One of my friends is having a big birthday this year. Another friend of hers is organzing a girls dinner out to celebrate. She literally picked the most expensive restaurant in town. I couldn't make the date sent out and was kinda relieved b/c it will be a very expensive evening.
Well, I just got an email saying a few ladies couldn't make it so could we all send her the dates we are avaliable so she could pick a better date. Now I don't know what to do. This friend and the girl planning have alot more money than we do. However there a few of us on the list who I know would not readily choose to go to this restaurant. It is not that I couldn't afford it, but it would definitly make a dent in our budget that month, and we would have to let something else go that month.
What is bugging me is the birthday girl is super generous, always has us over for playdates, invites us to her cottage. I would like to go and celebrate her birthday. I just wish they had picked somewhere not so expensive. And now if I send dates I not busy I really don't have the 'I'm not avaliable' excuse.
So should I just suck it up and go? Say something to the planner about the location (I am not sure how to do this w/o hurting her feelings). WWYD?
Re: ugg, WWYD re. expensive dinner
Is this a buy your own meal thing?
Or are they fronting the bill (like a typical party)??
If it's the first one, I would just respond and say that the meals there tend to be a bit out of your price range and while you would love to celebrate with them, you're not sure you can make it due to the expense. There is nothing wrong with that.
ETA: You could also avoid that conversation and order light (surely they have a salad option or something similar (a large app?) for $20 or under, right?).
I'd worry about ordering something light, and then having the hostess suggest the bill be split evenly. I think especially since it's a birthday dinner, the guests would probably be splitting the birthday girl's meal, right?
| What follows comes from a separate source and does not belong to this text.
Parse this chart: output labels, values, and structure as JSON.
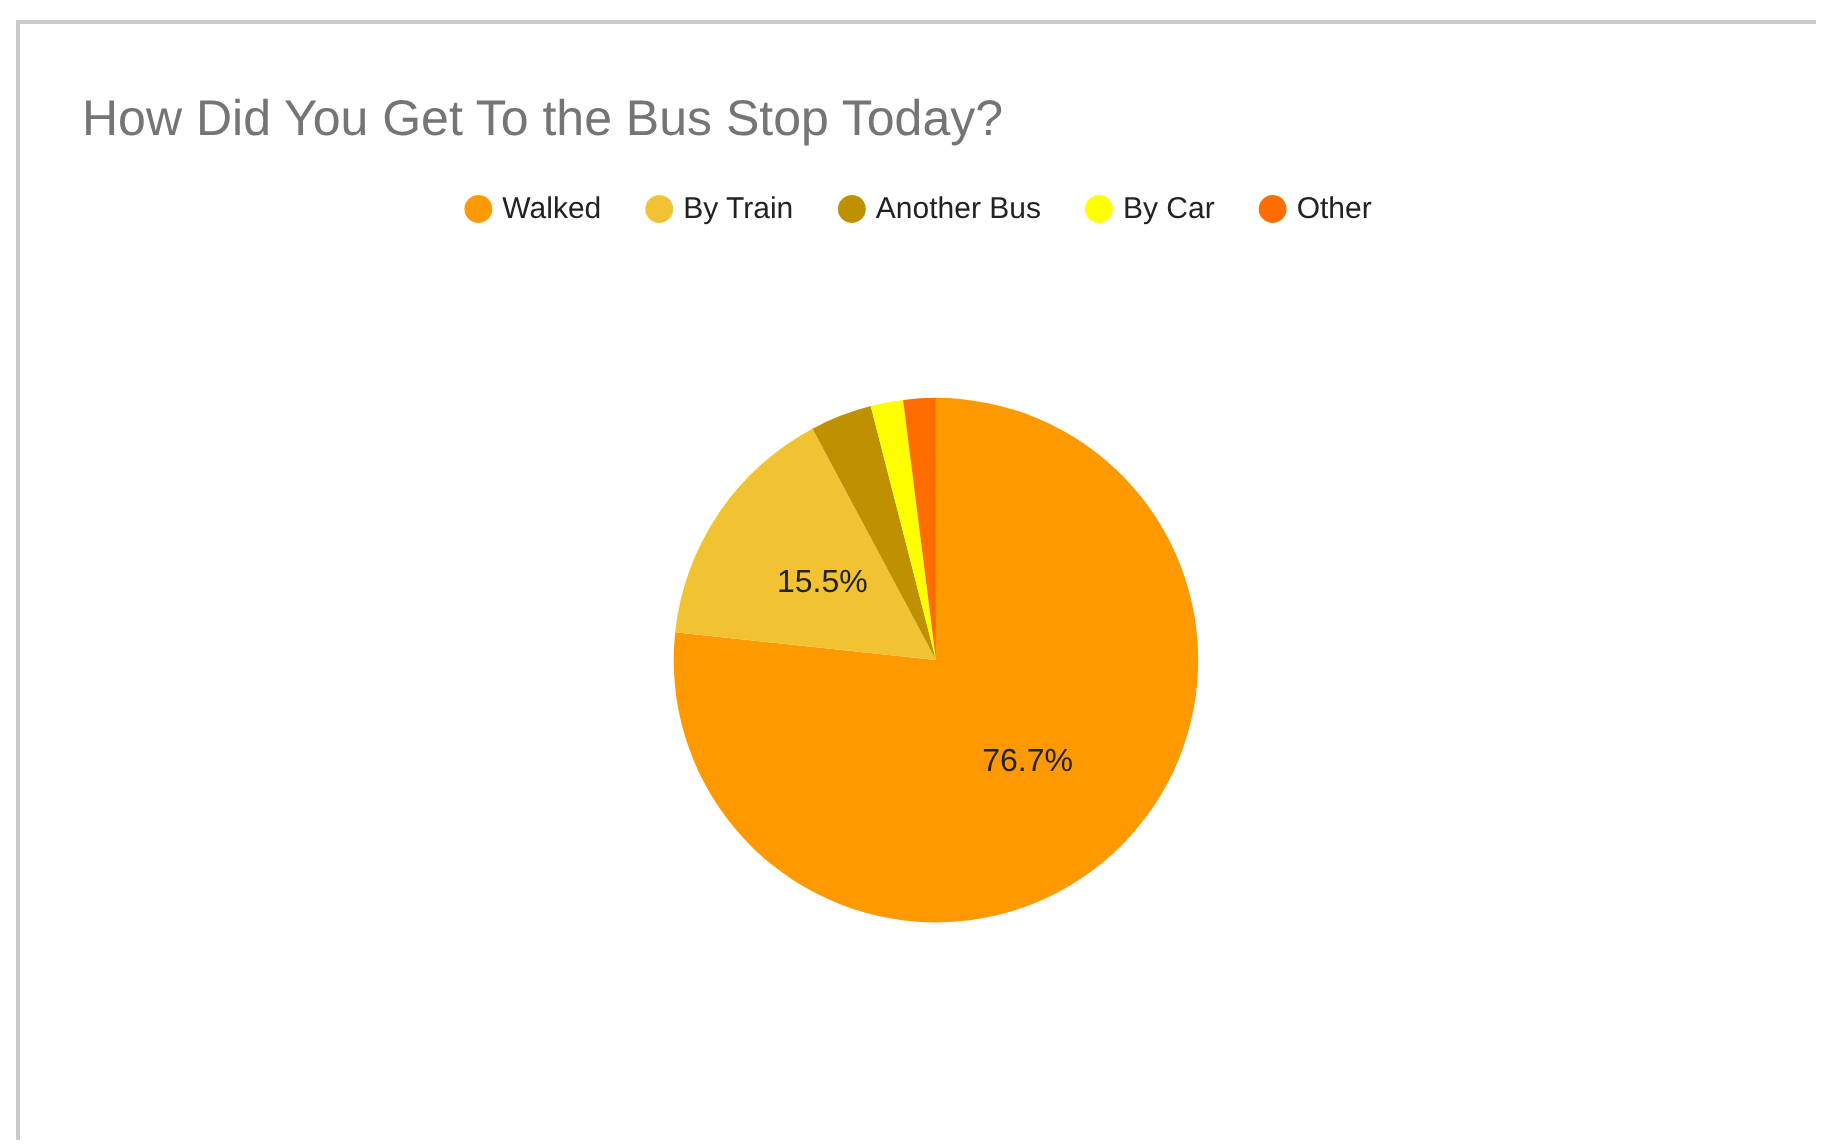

I like Jodi's suggestion and wording. I think it sounds polite and respectful without sounding cheap.
Charlotte Ella 07.16.10
Emmeline Grace 03.27.13
Yeah, it is a buy your own meal thing. We have done this before but never at a place this expensive. To boot, it is a 'a la cart' place- everyone orders their own meat then you order sides and share them as a group. Likely the cheque will just be split evenly among the people there. I have no idea if we will cover the birthday girl, but it is a strong possiblity.
I guess I could use what Jodi said. Maybe say I will join them for dessert at the end?
I would just skip it, and get her a small gift. Magazine subscriptions are nice gifts, or flowers or chocolates. I skip a lot of these things because I often have to get a sitter, so my $20 dinner turns into $40-$60 pretty quickly. I can have several lunches out with people one on one for that, which I prefer.
Edit: I would not say anything about the place. I would feel bad, like I was trying to control the celebration.
DS - December 2006
DD - December 2008
Did the party planner pick the restaurant or is this the restaurant that the birthday girl wants to go to?
If the party planner is the one planning the location on her own then I would be honest with her and say that you would love to come but that restaurant is out of your budget but would still love to meet up for a drink before or after dinner.
If the birthday girl is set on this restaurant then I would either suck it up and go or just take the b-day girl out separately on a different night. I wouldn't want the b-day girl to change restaurants if it was her pick just because of my budget.
Why dont you just say "Money is a little tight, otherwise I would love to join you, and would join you if it weren't so expensive"
Make a joke about it or something. Million bucks says most of the other guests are thinking the same thing you are.
Humor always eases things. Say something like, "XXX is a little over my budget. I am going to see if I can sell one of my kids and make it, but if not, I'd love to meet you all for dessert!"